Tarihe bir göz atalım.
Kamala Harris
Osmanlı’nın güçlü bir imparator olduğu zamanlarda dünyanın diğer ülkelerine etki yaptığını biliyoruz.
Hristiyan Birliği’ni bozmak için Protestan anlayışın ilerlemesi için Martin Luther’in desteklendiğini de biliyoruz.
Bu çok normal bir durum.
Güçlü olan ülke diğer ülkelere direk ya da indirek olarak etki eder.
Herkesin kabul etmesi gereken bir gerçek var ki, ABD hala daha dünyanın en güçlü devletidir.
Bu özelliğinden dolayı da diğer ülkelere etki etmesi normaldir.
Osmanlı başka ülkelere müdahale ettiğinde normal ama ABD yaptığında normal değil. Bu yaklaşım tarzı ne gazeteciliğe ne de akademisyenliğe sığar ve aynı zamanda bilimsel de değil.
Gizli Trumpçıların anlam veremediğim diğer özellikleri de İsrail düşmanlığı.
ABD’nin değişmez müttefiki İsrail olduğu için tekrar Orta Doğuyu dizayn etmeye gelecekmiş.
Rahatsızlığın nedeni ne?
ABD’nin bu coğrafyaya gelmesi.
Çin İtalya, Yunanistan ve Lübnan’a geliyor ama bu sorun değil!

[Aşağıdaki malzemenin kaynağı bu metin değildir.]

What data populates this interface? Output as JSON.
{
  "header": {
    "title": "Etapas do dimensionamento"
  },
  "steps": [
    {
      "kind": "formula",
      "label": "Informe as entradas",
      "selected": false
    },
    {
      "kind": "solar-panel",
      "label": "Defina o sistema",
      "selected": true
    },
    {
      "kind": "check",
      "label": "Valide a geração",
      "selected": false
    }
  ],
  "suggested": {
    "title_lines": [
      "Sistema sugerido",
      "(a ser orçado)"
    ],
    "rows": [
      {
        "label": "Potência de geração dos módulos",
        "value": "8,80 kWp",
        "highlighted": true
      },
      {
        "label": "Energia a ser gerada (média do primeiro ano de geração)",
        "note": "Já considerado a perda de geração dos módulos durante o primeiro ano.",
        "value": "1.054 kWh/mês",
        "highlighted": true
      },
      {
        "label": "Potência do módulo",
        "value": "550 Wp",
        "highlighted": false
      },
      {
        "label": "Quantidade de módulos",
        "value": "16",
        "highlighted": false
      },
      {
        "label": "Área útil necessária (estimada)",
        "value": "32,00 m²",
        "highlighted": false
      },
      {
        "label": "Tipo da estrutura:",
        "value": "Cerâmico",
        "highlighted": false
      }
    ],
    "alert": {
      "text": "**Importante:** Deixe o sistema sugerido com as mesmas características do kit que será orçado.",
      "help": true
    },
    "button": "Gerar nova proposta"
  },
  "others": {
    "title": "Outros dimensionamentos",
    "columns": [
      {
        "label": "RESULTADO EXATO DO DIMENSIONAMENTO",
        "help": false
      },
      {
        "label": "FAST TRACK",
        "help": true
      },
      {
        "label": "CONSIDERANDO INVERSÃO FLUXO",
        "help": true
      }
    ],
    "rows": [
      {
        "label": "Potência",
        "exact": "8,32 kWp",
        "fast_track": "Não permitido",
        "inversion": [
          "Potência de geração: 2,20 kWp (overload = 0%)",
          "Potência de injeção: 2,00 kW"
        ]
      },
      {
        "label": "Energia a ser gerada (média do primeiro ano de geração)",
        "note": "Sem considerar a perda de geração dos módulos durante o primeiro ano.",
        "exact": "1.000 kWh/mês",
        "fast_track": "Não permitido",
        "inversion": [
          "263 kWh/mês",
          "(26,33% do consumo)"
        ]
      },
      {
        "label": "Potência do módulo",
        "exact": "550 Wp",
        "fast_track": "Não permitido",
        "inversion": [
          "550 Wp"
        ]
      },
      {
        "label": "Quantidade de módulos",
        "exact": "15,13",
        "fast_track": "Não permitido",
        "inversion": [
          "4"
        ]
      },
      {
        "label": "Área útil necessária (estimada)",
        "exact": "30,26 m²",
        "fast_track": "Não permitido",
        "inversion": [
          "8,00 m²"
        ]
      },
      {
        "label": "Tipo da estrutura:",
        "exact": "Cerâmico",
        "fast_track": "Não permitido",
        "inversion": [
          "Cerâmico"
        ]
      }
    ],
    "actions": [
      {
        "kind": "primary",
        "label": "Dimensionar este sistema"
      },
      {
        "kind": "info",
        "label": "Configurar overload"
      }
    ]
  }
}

Rusya, sıcak denizlere inme hedefleri doğrultusunda Suriye ve Libya’da, bu da sorun değil!
Bunlar hep mantık hataları.
İllet ve sonuçlamalar uymuyor…
Ha unutmadan.
TV sunucuları Biden’in Erdoğan için kullandığı cümleleri tekrar tekrar vurgular yaparak neden sürekli okuyorlar?
Hiç dikkat ettiniz mi.
Benim kanaatim, Erdoğancılar var, tamam; Erdoğancı olmayan diğer kesim de şu düşünceye bürünsün istiyorlar:’Bizim Cumhurbaşkanımız için bunları diyemez….’
Biden gelince kıyamet senaryoları çizenleri anlayamadım işin doğrusu.
Biden’in geçmişte yaptıkları pişirilip-pişirilip sunuluyor.
Geçmişe gidecek olursak, birçok kişinin ‘Hasret bitsin, gel….’ dedikleri de aklımıza gelir, benden söylemesi.